Board may be headed back to N.C. Supreme Court|Appeal expected in a case involvingsuspended student

Published 1:29 am Wednesday, October 28, 2009

By By BETTY MITCHELL GRAY
Staff Writer

Once again, the Beaufort County Board of Education is involved in a lawsuit that could affect public school systems across the state.
Lawyers for the school board are likely headed back to the N.C. Supreme Court for the second time this year following a ruling last week by the N.C. Court of Appeals in a lawsuit brought by two students expelled from school following a fight at Southside High School.
“Beaufort County seems to be in the forefront of cases with statewide significance,” said school board Chairman Robert Belcher during the board’s meeting Monday.
At issue is the right of students who receive long-term suspensions to receive an alternative education during their suspensions.
In an Oct. 20 ruling, two of three judges on the state Court of Appeals sided with the school board, saying that the ability of students subjected to long-term suspensions to receive alternative education during their suspensions should be left to the discretion of school boards. A third judge disagreed, saying that previous court decisions over school-funding issues establish that the right to education is a fundamental right.
That dissent guarantees lawyers for the students the right to appeal the case to the state’s high court. One of those lawyers said Tuesday that she intends to file such an appeal within a month.
“We will appeal,” said Jane Wettach, a lawyer with the Children’s Law Clinic at the Duke University School of Law, in an interview Tuesday. The clinic, based at Duke University in Durham, provides free legal services to low-income families in cases that involve education and other issues affecting children.
In the majority opinion, Judge Ann Marie Calabria wrote, “(T)he legislature has decreed that ‘each local board of education shall establish at least one alternative learning program and shall adopt guidelines for assigning students to alternative learning programs. … These guidelines include ‘strategies for providing alternative learning programs, when feasible and appropriate, for students who are subject to long term suspension or expulsion. … The legislature has clearly considered the issue of alternative education for students who are either suspended long term or expelled, and it did not choose to make access to alternative education mandatory.

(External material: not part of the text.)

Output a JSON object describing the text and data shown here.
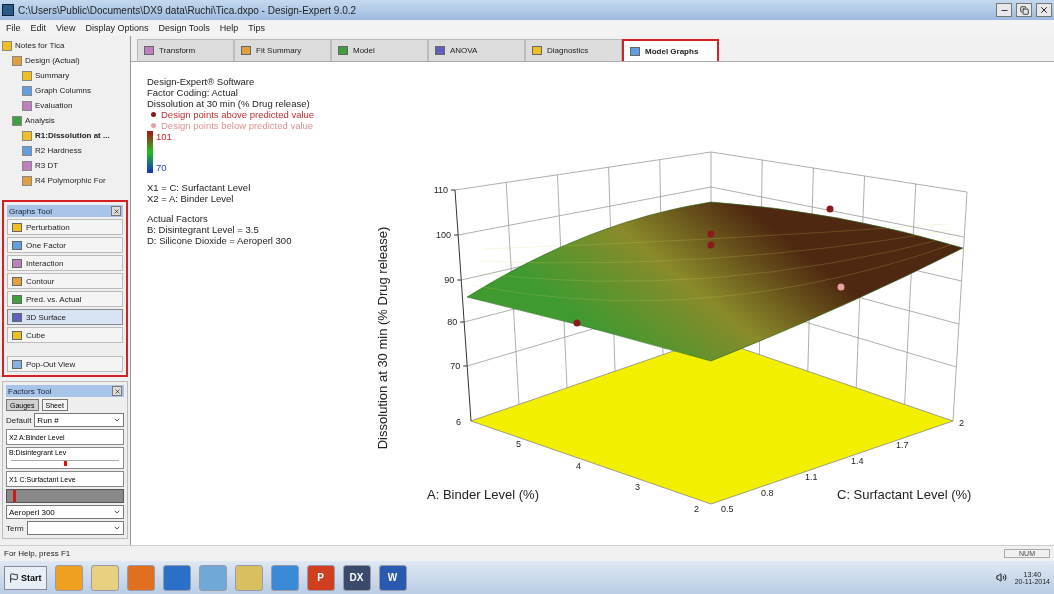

We have no authority to question this judgment.”
In a dissenting opinion, Judge Martha A. Greer wrote, “Because plaintiff has alleged that defendants’ actions have completely denied her this fundamental right and because defendants bear the burden of establishing that their actions were necessary to promote a compelling governmental interest — a burden not negated by any allegations in the complaint — I would hold that the trial court improperly dismissed the complaint. … The North Carolina constitution explicitly guarantees the right to a free public education.”

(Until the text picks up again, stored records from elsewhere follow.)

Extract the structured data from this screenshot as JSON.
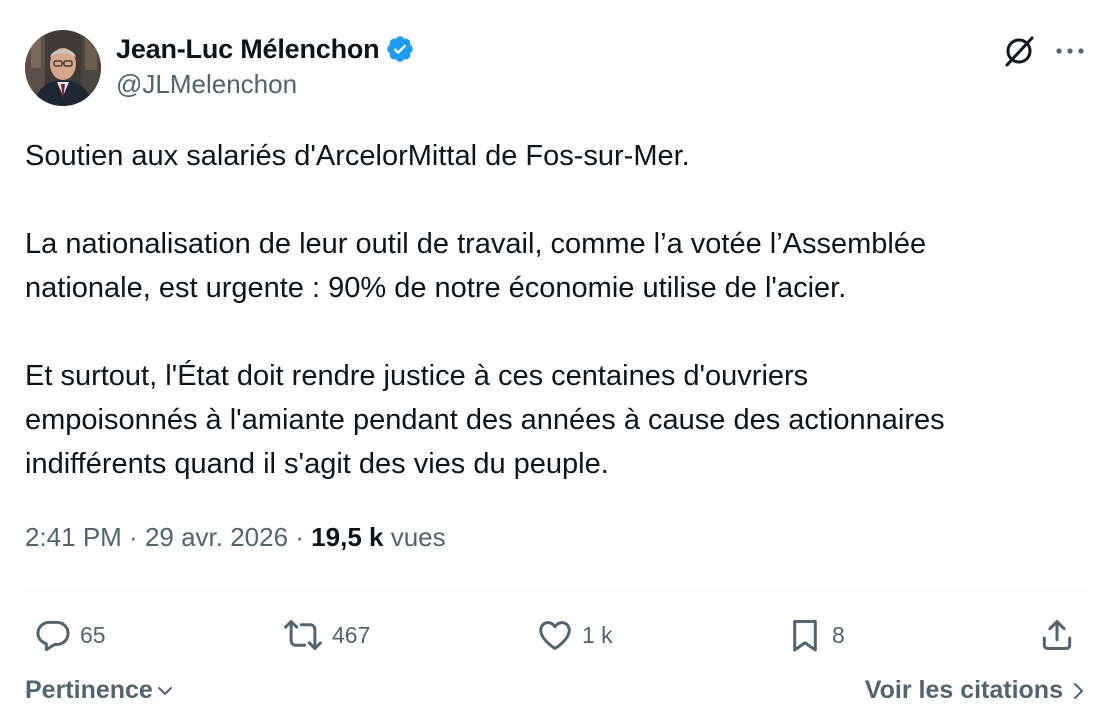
{
  "author": {
    "name": "Jean-Luc Mélenchon",
    "handle": "@JLMelenchon",
    "verified": true,
    "verified_color": "#1d9bf0"
  },
  "tweet": {
    "paragraphs": [
      "Soutien aux salariés d'ArcelorMittal de Fos-sur-Mer.",
      "La nationalisation de leur outil de travail, comme l’a votée l’Assemblée\nnationale, est urgente : 90% de notre économie utilise de l'acier.",
      "Et surtout, l'État doit rendre justice à ces centaines d'ouvriers\nempoisonnés à l'amiante pendant des années à cause des actionnaires\nindifférents quand il s'agit des vies du peuple."
    ]
  },
  "meta": {
    "time": "2:41 PM",
    "separator": " · ",
    "date": "29 avr. 2026",
    "views_count": "19,5 k",
    "views_label": "vues"
  },
  "actions": {
    "replies": "65",
    "reposts": "467",
    "likes": "1 k",
    "bookmarks": "8"
  },
  "footer": {
    "sort_label": "Pertinence",
    "quotes_label": "Voir les citations"
  },
  "icons": {
    "grok": "grok-icon",
    "more": "more-icon",
    "reply": "reply-icon",
    "repost": "repost-icon",
    "like": "like-icon",
    "bookmark": "bookmark-icon",
    "share": "share-icon",
    "chevron_down": "chevron-down-icon",
    "chevron_right": "chevron-right-icon"
  },
  "colors": {
    "text": "#0f1419",
    "secondary": "#536471",
    "accent": "#1d9bf0",
    "divider": "#eff3f4"
  }
}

Lawyers representing the students and the school board in the case said it has implications for students suspended from schools throughout the state and could be one of the most significant cases since the 1997 case involving then-student Robert A. Leandro and others over school funding.

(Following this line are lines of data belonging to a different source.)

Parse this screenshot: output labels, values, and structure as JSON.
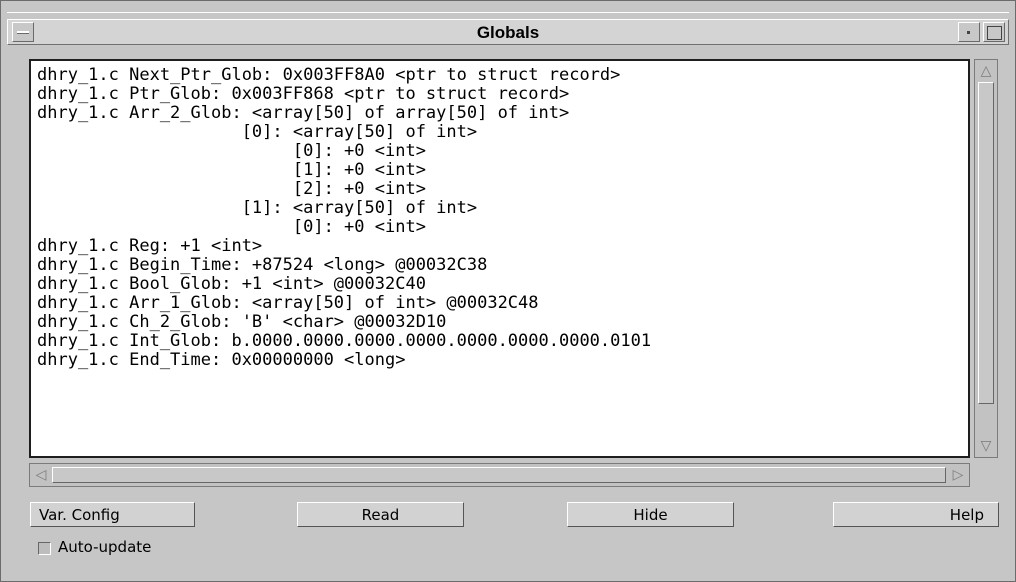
{
  "window": {
    "title": "Globals"
  },
  "globals": {
    "lines": [
      "dhry_1.c Next_Ptr_Glob: 0x003FF8A0 <ptr to struct record>",
      "dhry_1.c Ptr_Glob: 0x003FF868 <ptr to struct record>",
      "dhry_1.c Arr_2_Glob: <array[50] of array[50] of int>",
      "                    [0]: <array[50] of int>",
      "                         [0]: +0 <int>",
      "                         [1]: +0 <int>",
      "                         [2]: +0 <int>",
      "                    [1]: <array[50] of int>",
      "                         [0]: +0 <int>",
      "dhry_1.c Reg: +1 <int>",
      "dhry_1.c Begin_Time: +87524 <long> @00032C38",
      "dhry_1.c Bool_Glob: +1 <int> @00032C40",
      "dhry_1.c Arr_1_Glob: <array[50] of int> @00032C48",
      "dhry_1.c Ch_2_Glob: 'B' <char> @00032D10",
      "dhry_1.c Int_Glob: b.0000.0000.0000.0000.0000.0000.0000.0101",
      "dhry_1.c End_Time: 0x00000000 <long>"
    ]
  },
  "buttons": {
    "var_config": "Var. Config",
    "read": "Read",
    "hide": "Hide",
    "help": "Help"
  },
  "auto_update": {
    "label": "Auto-update",
    "checked": false
  },
  "icons": {
    "scroll_up": "up-arrow-icon",
    "scroll_down": "down-arrow-icon",
    "scroll_left": "left-arrow-icon",
    "scroll_right": "right-arrow-icon"
  }
}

“This case is especially significant for large school systems that have a number of long-term suspensions,” said Trey Allen, a lawyer for the school board.
Calabria and Greer each cited the case in their decisions. Calabria wrote that decisions in that and subsequent related cases “were limited to the quality of education in the contest of school financing and did not address in any way the subject of school discipline.” Greer disagreed writing that “(t)he majority suggests that Leandro’s fundamental right analysis does not apply outside of the school financing context. Nothing in Leandro, however, suggests such a limitation.”
Wettach said the Children’s Law Clinic will seek an expanded definition of the “fundamental right to a sound basic education” in the state constitution to include students who are the subject of long-term suspensions.
“We are hopeful for a change in the law,” she said.
Meanwhile, Belcher said that a reversal of the Court of Appeals’ decision by the state high court could have serious implications for educators.
“It could mean that you have to provide educational services for some really, really bad people,” he said.
The Court of Appeals ruling involved one of two cases before the court filed on behalf of Viktoria King and Jessica Hardy, 10th-grade students at Southside High School when a fight broke out Jan. 18, 2008, at the school. As a result of the fight, they were suspended from school for 10 days beginning Jan. 24, 2008. Subsequently, then-Superintendent Jeffrey Moss followed a recommendation from then-Principal Todd Blumenreich that the students be suspended for the remainder of the 2007-2008 school year. The Court of Appeals has yet to rule in the second case.